Church in Innlandet, Norway

Kvikne Church (Kvikne kyrkje) is a parish church of the Church of Norway in Nord-Fron Municipality in Innlandet county, Norway. It is located in the village of Kvikne. It is the church for the Kvikne parish which is part of the Nord-Gudbrandsdal prosti (deanery) in the Diocese of Hamar. The brown, wooden church was built in a cruciform design in 1764 using plans drawn up by the architect Per Korpberget. The church seats about 160 people.

The church cemetery has many old soapstone grave markers, several of which have been gathered under an awning. The church can be reached via Norwegian County Road 255.

==History==
The first church in Kvikne was a wooden stave church that was likely built during the 14th century. This church was located at Sylte, about 1.5 km to the southeast of the present church site. It was located on a steep hillside overlooking a river. The old stave church was torn down in the late 1580s. A new timber-framed church was built on the same site to replace it.

In 1764, the old church was torn down and a new church was built on the site. The new timber-framed cruciform church was built under the leadership of Per Korpberget. It was consecrated in 1764. Eistein Kjørn created the altar and pulpit for the church. The pulpit was based on Jakob Klukstad's pulpit for Heidal Church (which burned in 1933). The altar was also inspired by the altar at Heidal Church, but Kjørn exercised somewhat greater freedom in his creation. The baptismal font is carved from soapstone and was transferred from the older Kvikne Church.

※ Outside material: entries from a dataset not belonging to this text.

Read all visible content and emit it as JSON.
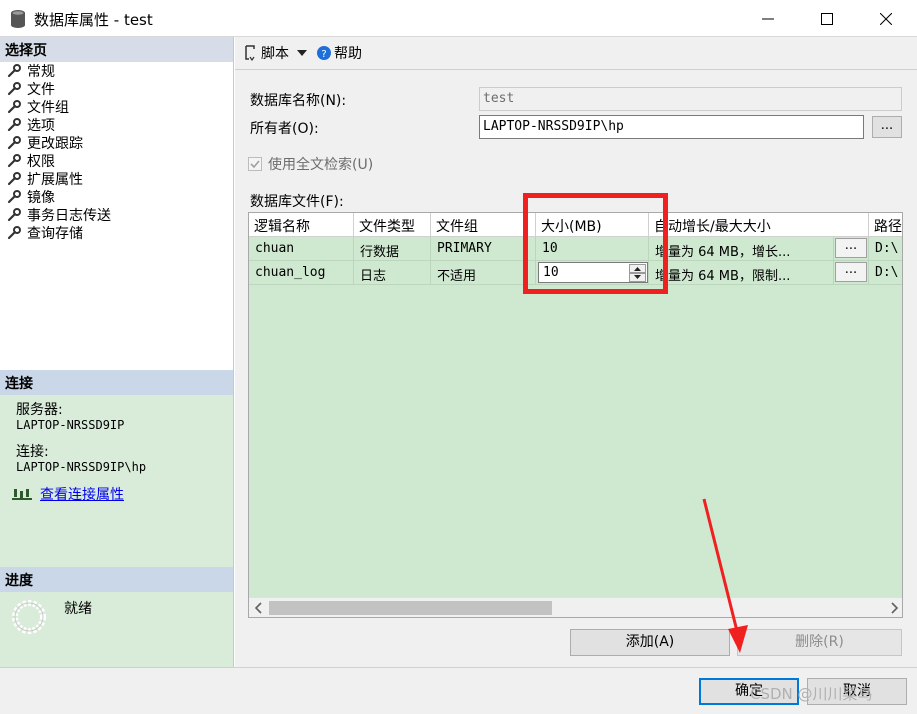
{
  "window": {
    "title": "数据库属性 - test"
  },
  "left_panel": {
    "select_page_header": "选择页",
    "items": [
      {
        "label": "常规"
      },
      {
        "label": "文件"
      },
      {
        "label": "文件组"
      },
      {
        "label": "选项"
      },
      {
        "label": "更改跟踪"
      },
      {
        "label": "权限"
      },
      {
        "label": "扩展属性"
      },
      {
        "label": "镜像"
      },
      {
        "label": "事务日志传送"
      },
      {
        "label": "查询存储"
      }
    ],
    "connection_header": "连接",
    "server_label": "服务器:",
    "server_value": "LAPTOP-NRSSD9IP",
    "connection_label": "连接:",
    "connection_value": "LAPTOP-NRSSD9IP\\hp",
    "view_connection_link": "查看连接属性",
    "progress_header": "进度",
    "progress_status": "就绪"
  },
  "toolbar": {
    "script_label": "脚本",
    "help_label": "帮助"
  },
  "form": {
    "db_name_label": "数据库名称(N):",
    "db_name_value": "test",
    "owner_label": "所有者(O):",
    "owner_value": "LAPTOP-NRSSD9IP\\hp",
    "browse_label": "...",
    "fulltext_label": "使用全文检索(U)",
    "db_files_label": "数据库文件(F):"
  },
  "grid": {
    "columns": [
      "逻辑名称",
      "文件类型",
      "文件组",
      "大小(MB)",
      "自动增长/最大大小",
      "路径"
    ],
    "rows": [
      {
        "name": "chuan",
        "type": "行数据",
        "filegroup": "PRIMARY",
        "size": "10",
        "autogrowth": "增量为 64 MB，增长...",
        "btn": "...",
        "path": "D:\\"
      },
      {
        "name": "chuan_log",
        "type": "日志",
        "filegroup": "不适用",
        "size": "10",
        "autogrowth": "增量为 64 MB，限制...",
        "btn": "...",
        "path": "D:\\"
      }
    ]
  },
  "buttons": {
    "add": "添加(A)",
    "remove": "删除(R)",
    "ok": "确定",
    "cancel": "取消"
  },
  "watermark": "CSDN @川川菜鸟",
  "colors": {
    "accent": "#0078d7",
    "annotation": "#f02020",
    "grid_bg": "#cfe8d0"
  }
}
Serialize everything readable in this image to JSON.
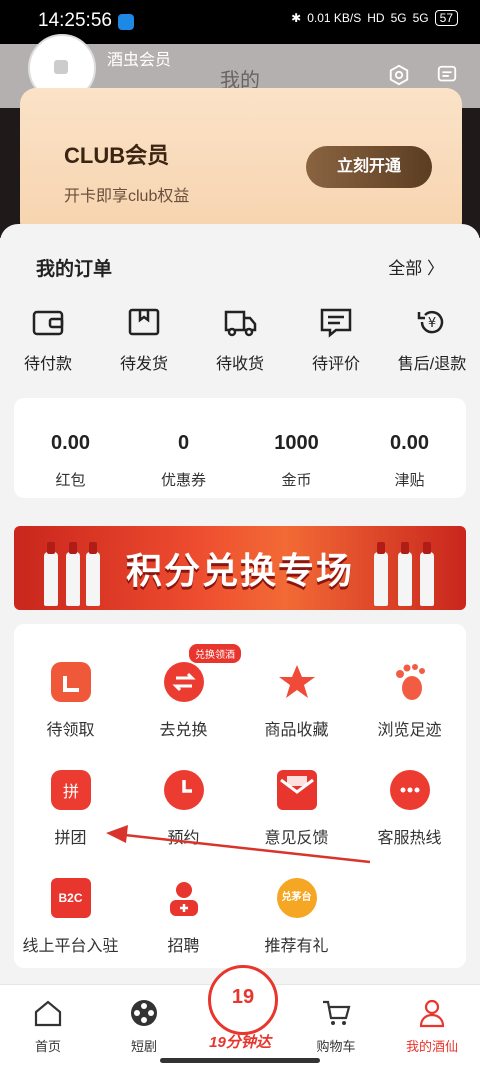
{
  "status": {
    "time": "14:25:56",
    "net_speed": "0.01 KB/S",
    "hd": "HD",
    "sig1": "5G",
    "sig2": "5G",
    "battery": "57"
  },
  "header": {
    "member_label": "酒虫会员",
    "title": "我的"
  },
  "club": {
    "title": "CLUB会员",
    "subtitle": "开卡即享club权益",
    "button": "立刻开通"
  },
  "orders": {
    "title": "我的订单",
    "all": "全部 〉",
    "items": [
      {
        "label": "待付款",
        "icon": "wallet-icon"
      },
      {
        "label": "待发货",
        "icon": "box-icon"
      },
      {
        "label": "待收货",
        "icon": "truck-icon"
      },
      {
        "label": "待评价",
        "icon": "comment-icon"
      },
      {
        "label": "售后/退款",
        "icon": "refund-icon"
      }
    ]
  },
  "stats": [
    {
      "value": "0.00",
      "label": "红包"
    },
    {
      "value": "0",
      "label": "优惠券"
    },
    {
      "value": "1000",
      "label": "金币"
    },
    {
      "value": "0.00",
      "label": "津贴"
    }
  ],
  "banner": {
    "text": "积分兑换专场"
  },
  "services": [
    {
      "label": "待领取",
      "icon": "gift-box-icon",
      "color": "#f0583a"
    },
    {
      "label": "去兑换",
      "icon": "exchange-icon",
      "color": "#ec3b30",
      "badge": "兑换领酒"
    },
    {
      "label": "商品收藏",
      "icon": "star-icon",
      "color": "#f04a38"
    },
    {
      "label": "浏览足迹",
      "icon": "footprint-icon",
      "color": "#f25c43"
    },
    {
      "label": "拼团",
      "icon": "group-buy-icon",
      "color": "#ec3b30"
    },
    {
      "label": "预约",
      "icon": "clock-icon",
      "color": "#ec3b30"
    },
    {
      "label": "意见反馈",
      "icon": "mail-icon",
      "color": "#e8352d"
    },
    {
      "label": "客服热线",
      "icon": "chat-bubble-icon",
      "color": "#ec3b30"
    },
    {
      "label": "线上平台入驻",
      "icon": "b2c-icon",
      "color": "#e8352d",
      "icon_text": "B2C"
    },
    {
      "label": "招聘",
      "icon": "person-add-icon",
      "color": "#e8352d"
    },
    {
      "label": "推荐有礼",
      "icon": "maotai-badge-icon",
      "color": "#f5a623",
      "icon_text": "兑茅台"
    }
  ],
  "tabs": [
    {
      "label": "首页",
      "icon": "home-icon"
    },
    {
      "label": "短剧",
      "icon": "film-reel-icon"
    },
    {
      "label": "19分钟达",
      "icon": "delivery-19-icon",
      "badge_text": "19"
    },
    {
      "label": "购物车",
      "icon": "cart-icon"
    },
    {
      "label": "我的酒仙",
      "icon": "profile-icon"
    }
  ],
  "colors": {
    "accent": "#e8352d",
    "club_bg": "#f6d3ae",
    "club_button": "#6b4a2d"
  }
}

In 1789, the Storofsen flood affected the area and this triggered some landslides. The church was partially hit by a landslide that caused some damage to the choir. After the flood, the decision was made to disassemble the church and to move it about 1.5 km to the northwest to the Tune farm where the ground was less steep. The fairly new church was rebuilt using the same design as before. It has a tower over the central part of the nave, and there is a choir in the eastern cross arm and a sacristy in a small extension on the east end of the choir. The main entrance is on the west end, but there is also an entrance in the south end as well. The person responsible for the move was Jens Pedersen Korpberget (1753-1822), the son of Per Korpberget who built the church in 1764. The newly moved and rebuilt church was completed in 1790.